Prominent analyst Willy Woo says that investors with diamond hands have bought the massive capitulation that drove Bitcoin from $59,000 to about $52,000 in a matter of hours.
In a new tweetstorm, Woo looks at on-chain data to determine the factors that led to the violent sell-off.
According to the on-chain analyst, a power interruption in a Chinese province contributed to the largest drop in Bitcoin’s processing power (hash rate) since November 2017.
“The power outage in Xinjiang (which powers a significant amount of the BTC mining network) was known before the BTC price crash”
Woo says that it is very likely that a whale who had insider knowledge of the events took advantage of the situation.
“9,000 BTC was sent into Binance. Read that as a sell-off of those coins. I’d note that Binance serves volume from Asia more than the West. It’s likely this was sent in from a whale with closer knowledge to happenings in China.”
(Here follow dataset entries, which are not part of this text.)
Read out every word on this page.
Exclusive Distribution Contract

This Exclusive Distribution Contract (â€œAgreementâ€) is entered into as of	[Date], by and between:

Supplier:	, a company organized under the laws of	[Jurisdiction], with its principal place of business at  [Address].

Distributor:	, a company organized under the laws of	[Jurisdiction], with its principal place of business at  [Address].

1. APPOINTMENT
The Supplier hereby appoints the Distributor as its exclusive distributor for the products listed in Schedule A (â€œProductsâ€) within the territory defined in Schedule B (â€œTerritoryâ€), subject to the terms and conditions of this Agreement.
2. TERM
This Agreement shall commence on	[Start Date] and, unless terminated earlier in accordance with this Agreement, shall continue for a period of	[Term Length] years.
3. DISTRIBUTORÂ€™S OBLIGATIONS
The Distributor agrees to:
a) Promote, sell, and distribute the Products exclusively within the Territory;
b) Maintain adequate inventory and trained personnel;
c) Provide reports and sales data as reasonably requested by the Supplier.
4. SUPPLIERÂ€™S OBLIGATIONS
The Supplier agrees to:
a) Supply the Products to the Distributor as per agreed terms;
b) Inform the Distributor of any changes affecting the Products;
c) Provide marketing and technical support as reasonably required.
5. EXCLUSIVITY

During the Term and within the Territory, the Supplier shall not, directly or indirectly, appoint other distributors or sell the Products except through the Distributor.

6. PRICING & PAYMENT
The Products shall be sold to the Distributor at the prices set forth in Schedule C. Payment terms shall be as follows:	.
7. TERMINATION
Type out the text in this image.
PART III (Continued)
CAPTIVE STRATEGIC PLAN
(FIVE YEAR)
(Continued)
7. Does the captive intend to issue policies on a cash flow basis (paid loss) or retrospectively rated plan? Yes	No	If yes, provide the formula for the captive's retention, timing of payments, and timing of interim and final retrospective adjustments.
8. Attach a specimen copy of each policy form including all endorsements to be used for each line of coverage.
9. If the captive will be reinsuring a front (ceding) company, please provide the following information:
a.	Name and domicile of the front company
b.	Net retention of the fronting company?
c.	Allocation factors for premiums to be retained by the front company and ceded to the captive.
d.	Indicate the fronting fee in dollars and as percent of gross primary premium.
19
Woo notes the event was compounded by a sell-off of quarterly futures contracts used by sophisticated traders on the derivative markets, which he highlights was already underway since April 13th.
The two catalysts were enough to push the price below the liquidation level of $59,000 and trigger a chain reaction of stop losses and sell downs, according to Woo. The analyst says that over $15.20 billion was liquidated across the crypto markets affecting the accounts of one million traders.
As Bitcoin took an abrupt nosedive in valuation, Woo reveals that buyers with very little history of selling BTC stepped in and bought the dip.
“Strong holders are buying this dip (red = Rick Astley genre of holders).”
Woo also highlights that a large entity bought tens of thousands of Bitcoin after the April 17th crash.
“9,000 BTC in, before the crash 20,700 BTC out, after the crash. I wonder if that’s the same whale?”
The on-chain analyst adds that Bitcoin is being strongly validated as a trillion-dollar asset as 13.5% of the entire BTC supply changed hands while the leading crypto asset traded above the $1 trillion valuation.
Woo concludes that on-chain metrics are now flashing buy the dip signals as long-term fundamentals remain strong.
“In simple terms, profit taking by longer-term investors is completing. Very little sell power left unless investors want to sell at a loss from their entry price. Unlikely in a bull market.”